Monorail...monorail...monorail!!!!!!
Sadly it stopped working about 15 minutes after it was opened, in 2010, and has lain idle since.

Gardens of the Melaka Sultan palace



Jalan Kampong Pantai.
All the buildings in this road are lit up in red at night, and it looks really nice in real life.
Unfortunately it looks less nice through a cheap camera operated by an incompetent.

Friday, 5 April 2013

Kuala Lumpur, Malaysia

I hope you're all enjoying the April showers back home. It's 31°C here.

I failed miserably to bother learning any of the Malay language before arriving. Fortunately it turns out that Malay for hello is 'hi', which is handy. But most locals who interact with tourists start speaking pretty good English as soon as they see a white face anyway. 

I've had some interesting conversations with taxi drivers. One was a Muslim and he asked me if there were many Muslims back in England. I told him that there were, and that indeed we had plenty of mosques and halal food stores. I'm not sure he believed me on the latter point. Also, he had heard about Tony Blair reading the Koran and this amused him - why would you want to read about someone else's religion? For his own part, he found the Koran difficult to read because he had only a rudimentary knowledge of Arabic and translations were frowned upon.

Another driver was of Chinese origin, and spoke disparagingly of his Muslim countrymen. He said he preferred to go on holiday to Thailand, where things were cheaper and there were fewer rules. Here in Malaysia, he said, it was difficult to get cheap alcohol because of the Muslims, and also the prostitutes were too expensive because of the protection money they had to pay. I made sympathetic noises.

Having slummed it somewhat of late, I decided to treat myself to one night in a 5-star hotel, where I had a 'deluxe apartment', not that the kitchen or dressing room or either of the two big flat-screen TVs were much use to me. It was very nice though. 

Unfortunately I was to have one last reminder of the Clash Of Civilisations before departing: I failed to anticipate, from the preponderance of veils and headscarves among the hotel's female guests, that the breakfast menu would be entirely halal. No pig-derived products at all. No bacon, no sausage, no black pudding.
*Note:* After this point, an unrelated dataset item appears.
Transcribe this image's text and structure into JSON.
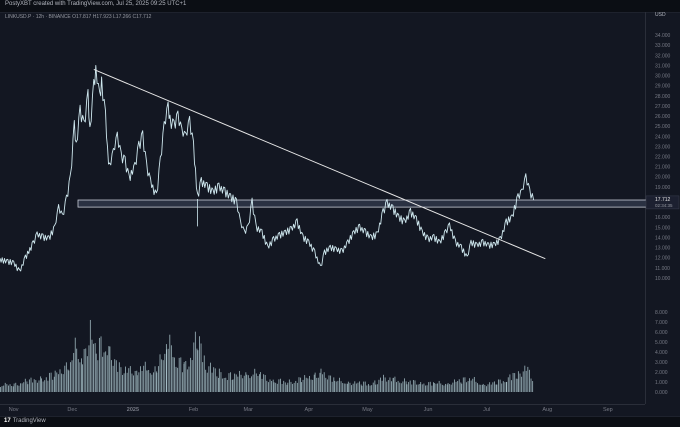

And thus it was that my eagerly-anticipated full cooked breakfast, having made only the most half-hearted of beginnings with some rather watery baked beans, and then rallied briefly with the addition of an omelette, expired altogether in a limp morass of papaya and watermelon. To add insult to injury, they offered pretend 'sausages' made from reformed chicken. Is nothing sacred?

The massage/spa service at that hotel was called Telana Bunga. I hope this doesn't cause any misunderstandings if Signor Berlusconi drops in.


Sultan Abdul Samad Building, seen from Selangor Cricket Club.
Petronas Towers just visible in the distance.

One can't stay in hostels one's whole life.

Impressive pair, magnificent erection, etc etc etc

Petronas Towers, seen from the top floor penthouse of my hotel.
I'm not sure I was meant to be there, but the door was open and nobody was around.